Amazon DynamoDB is a fully managed NoSQL database service that provides fast and predictable performance with scalability. It also offers encryption at rest, which eliminates the operational burden and complexity involved in protecting sensitive data along with options to delete expired items from tables automatically, to help reduce storage usage and the cost of storing data that is no longer relevant.
Netsurion Open XDR monitors events from Amazon DynamoDB by parsing the AWS CloudTrail logs. Dashboards and reports in Netsurion Open XDR allow you to monitor overall actions triggered related to DynamoDB and its DynamoDB Accelerator (DAX) service to keep you informed about its activities. It will trigger alerts whenever an action critical to the application is carried out.
For a new instance, integrate the AWS instance to Netsurion Open XDR using the Netsurion integrator Lambda function, which will in turn deliver logs to Netsurion Open XDR from AWS.
For an already-integrated AWS instance, make sure to update to AWS Log Forwarder to v1.0.10 or above.
The following are the key Data Source Integration available in Netsurion Open XDR.

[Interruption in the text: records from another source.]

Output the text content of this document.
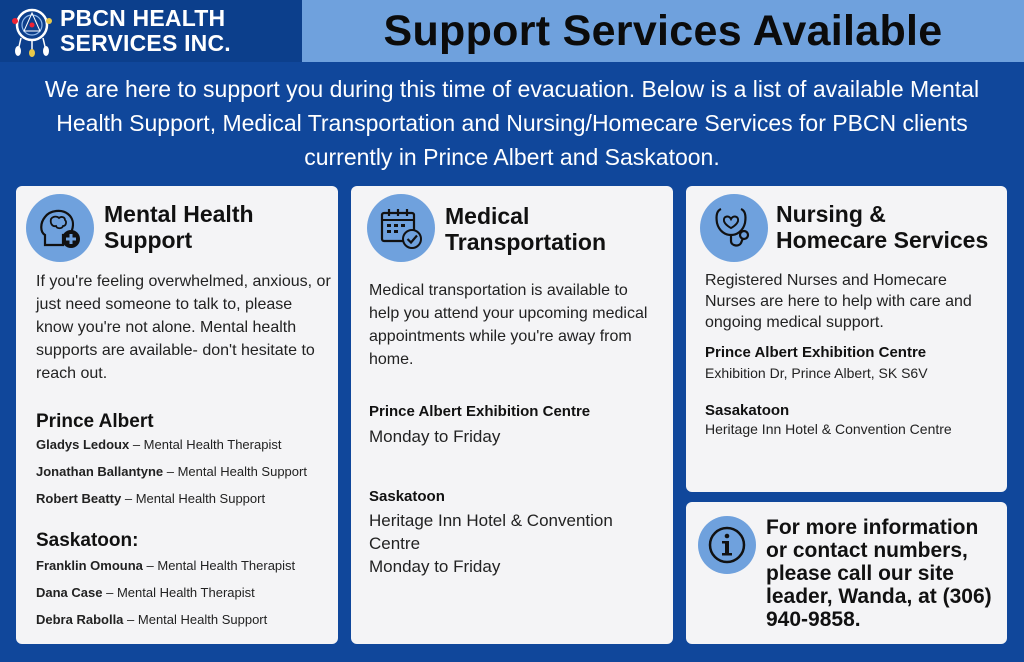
PBCN HEALTH
SERVICES INC.	Support Services Available
We are here to support you during this time of evacuation. Below is a list of available Mental Health Support, Medical Transportation and Nursing/Homecare Services for PBCN clients currently in Prince Albert and Saskatoon.
Mental Health
Support
If you're feeling overwhelmed, anxious, or just need someone to talk to, please know you're not alone. Mental health supports are available- don't hesitate to reach out.
Prince Albert
Gladys Ledoux – Mental Health Therapist
Jonathan Ballantyne – Mental Health Support
Robert Beatty – Mental Health Support
Saskatoon:
Franklin Omouna – Mental Health Therapist
Dana Case – Mental Health Therapist
Debra Rabolla – Mental Health Support
Medical
Transportation
Medical transportation is available to help you attend your upcoming medical appointments while you're away from home.
Prince Albert Exhibition Centre
Monday to Friday
Saskatoon
Heritage Inn Hotel & Convention Centre
Monday to Friday
Nursing &
Homecare Services
Registered Nurses and Homecare Nurses are here to help with care and ongoing medical support.
Prince Albert Exhibition Centre
Exhibition Dr, Prince Albert, SK S6V
Sasakatoon
Heritage Inn Hotel & Convention Centre
For more information or contact numbers, please call our site leader, Wanda, at (306) 940-9858.
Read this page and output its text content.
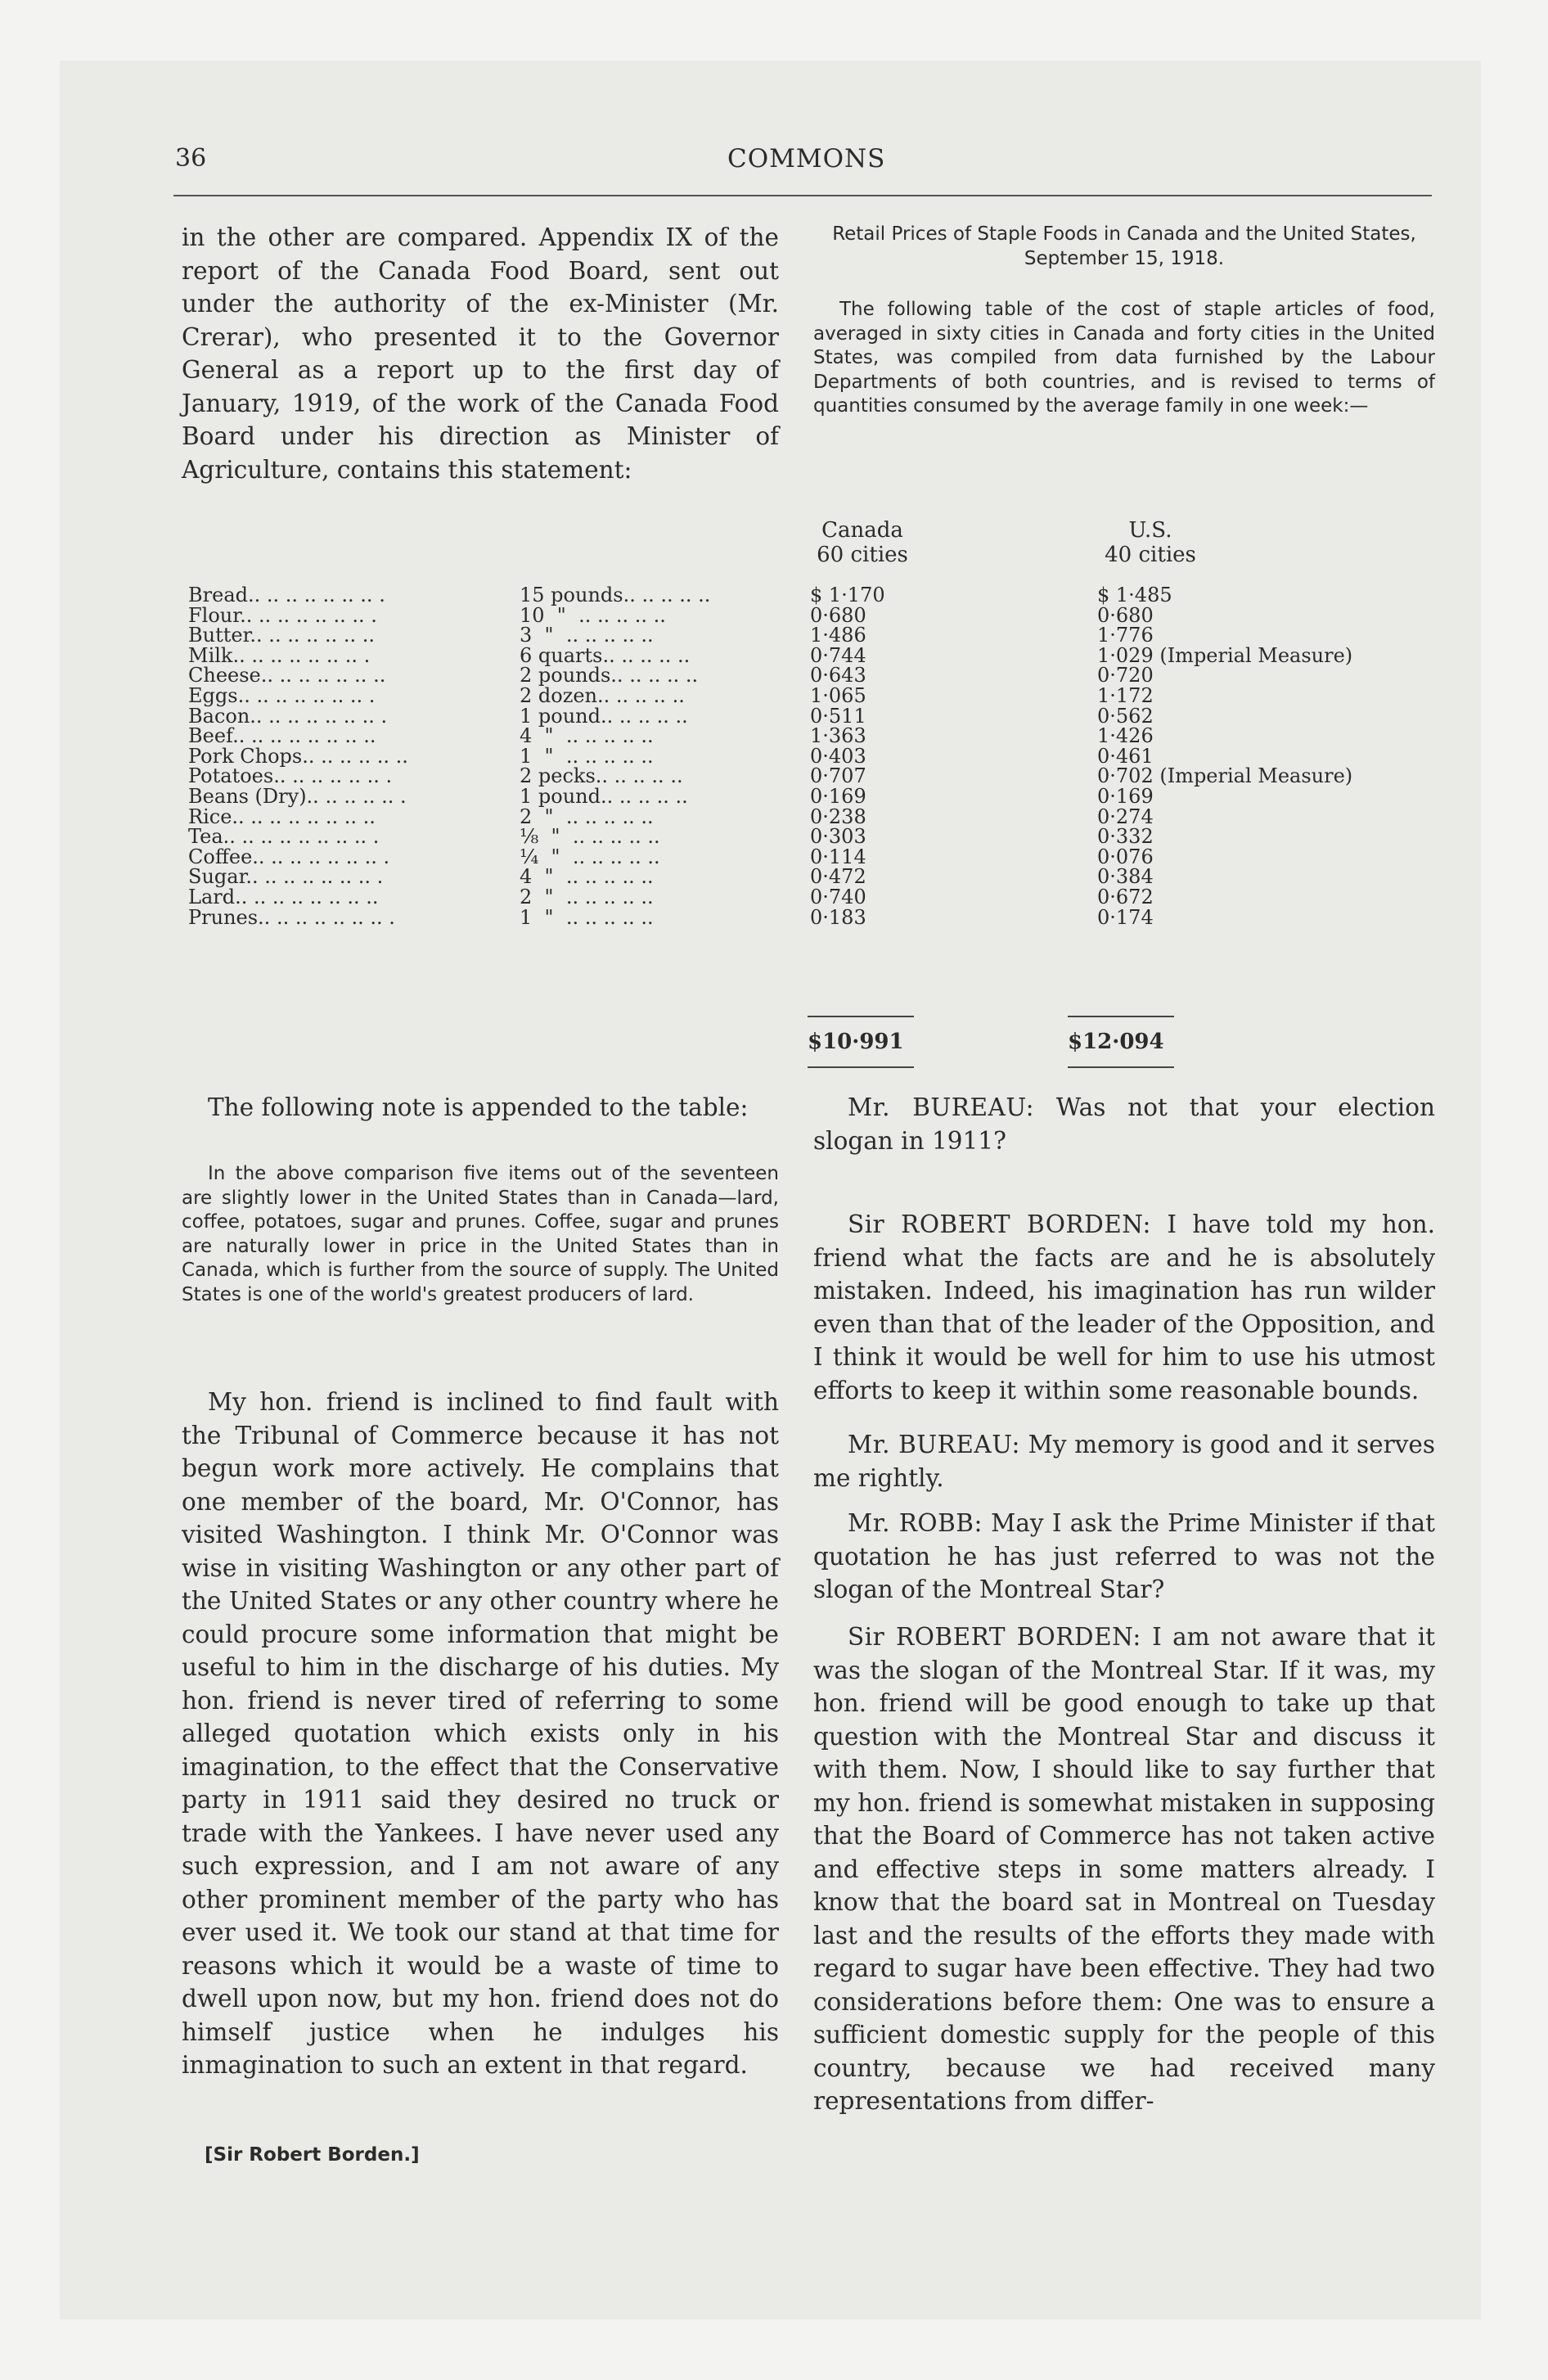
36	COMMONS

in the other are compared. Appendix IX of the report of the Canada Food Board, sent out under the authority of the ex-Minister (Mr. Crerar), who presented it to the Governor General as a report up to the first day of January, 1919, of the work of the Canada Food Board under his direction as Minister of Agriculture, contains this statement:

Retail Prices of Staple Foods in Canada and the United States, September 15, 1918.

The following table of the cost of staple articles of food, averaged in sixty cities in Canada and forty cities in the United States, was compiled from data furnished by the Labour Departments of both countries, and is revised to terms of quantities consumed by the average family in one week:—

Canada
60 cities
U.S.
40 cities
Bread.. .. .. .. .. .. .. .	15 pounds.. .. .. .. ..	$ 1·170	$ 1·485
Flour.. .. .. .. .. .. .. .	10  "  .. .. .. .. ..	0·680	0·680
Butter.. .. .. .. .. .. ..	3  "  .. .. .. .. ..	1·486	1·776
Milk.. .. .. .. .. .. .. .	6 quarts.. .. .. .. ..	0·744	1·029 (Imperial Measure)
Cheese.. .. .. .. .. .. ..	2 pounds.. .. .. .. ..	0·643	0·720
Eggs.. .. .. .. .. .. .. .	2 dozen.. .. .. .. ..	1·065	1·172
Bacon.. .. .. .. .. .. .. .	1 pound.. .. .. .. ..	0·511	0·562
Beef.. .. .. .. .. .. .. ..	4  "  .. .. .. .. ..	1·363	1·426
Pork Chops.. .. .. .. .. ..	1  "  .. .. .. .. ..	0·403	0·461
Potatoes.. .. .. .. .. .. .	2 pecks.. .. .. .. ..	0·707	0·702 (Imperial Measure)
Beans (Dry).. .. .. .. .. .	1 pound.. .. .. .. ..	0·169	0·169
Rice.. .. .. .. .. .. .. ..	2  "  .. .. .. .. ..	0·238	0·274
Tea.. .. .. .. .. .. .. .. .	⅛  "  .. .. .. .. ..	0·303	0·332
Coffee.. .. .. .. .. .. .. .	¼  "  .. .. .. .. ..	0·114	0·076
Sugar.. .. .. .. .. .. .. .	4  "  .. .. .. .. ..	0·472	0·384
Lard.. .. .. .. .. .. .. ..	2  "  .. .. .. .. ..	0·740	0·672
Prunes.. .. .. .. .. .. .. .	1  "  .. .. .. .. ..	0·183	0·174
$10·991	$12·094

The following note is appended to the table:

In the above comparison five items out of the seventeen are slightly lower in the United States than in Canada—lard, coffee, potatoes, sugar and prunes. Coffee, sugar and prunes are naturally lower in price in the United States than in Canada, which is further from the source of supply. The United States is one of the world's greatest producers of lard.

My hon. friend is inclined to find fault with the Tribunal of Commerce because it has not begun work more actively. He complains that one member of the board, Mr. O'Connor, has visited Washington. I think Mr. O'Connor was wise in visiting Washington or any other part of the United States or any other country where he could procure some information that might be useful to him in the discharge of his duties. My hon. friend is never tired of referring to some alleged quotation which exists only in his imagination, to the effect that the Conservative party in 1911 said they desired no truck or trade with the Yankees. I have never used any such expression, and I am not aware of any other prominent member of the party who has ever used it. We took our stand at that time for reasons which it would be a waste of time to dwell upon now, but my hon. friend does not do himself justice when he indulges his inmagination to such an extent in that regard.

[Sir Robert Borden.]

Mr. BUREAU: Was not that your election slogan in 1911?

Sir ROBERT BORDEN: I have told my hon. friend what the facts are and he is absolutely mistaken. Indeed, his imagination has run wilder even than that of the leader of the Opposition, and I think it would be well for him to use his utmost efforts to keep it within some reasonable bounds.

Mr. BUREAU: My memory is good and it serves me rightly.

Mr. ROBB: May I ask the Prime Minister if that quotation he has just referred to was not the slogan of the Montreal Star?

Sir ROBERT BORDEN: I am not aware that it was the slogan of the Montreal Star. If it was, my hon. friend will be good enough to take up that question with the Montreal Star and discuss it with them. Now, I should like to say further that my hon. friend is somewhat mistaken in supposing that the Board of Commerce has not taken active and effective steps in some matters already. I know that the board sat in Montreal on Tuesday last and the results of the efforts they made with regard to sugar have been effective. They had two considerations before them: One was to ensure a sufficient domestic supply for the people of this country, because we had received many representations from differ-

|Security||Amazon DynamoDB – Table deletion attempt||This alert is triggered when an attempt is made to delete a DynamoDB table in AWS.|
|Security||Amazon DynamoDB – Backup deletion attempt||This alert is triggered when an attempt is made to delete a manual on-demand backup.|
|Security||Amazon DynamoDB – DAX cluster deletion attempt||This alert is triggered when an attempt is made to delete a DAX cluster.|
|Security||Amazon DynamoDB – Parameter group deletion attempt||This alert is triggered when an attempt is made to delete a parameter group of a DAX cluster in DynamoDB.|
|Security||Amazon DynamoDB – DAX subnet deletion attempt||This alert is triggered when an attempt to delete a subnet in a DAX cluster in DynamoDB.|
|Security||Amazon DynamoDB – Database activity||This report will give a detailed overview of all activity related to the DynamoDB service.|
|Security||Amazon DynamoDB – DAX cluster activity||This report will give the details of all activity related specifically to the DAX cluster in DynamoDB.|
The configuration details are consistent with Netsurion Open XDR 9.3 and later, and ETS-AWS-LogForwarder v1.0.10 and above.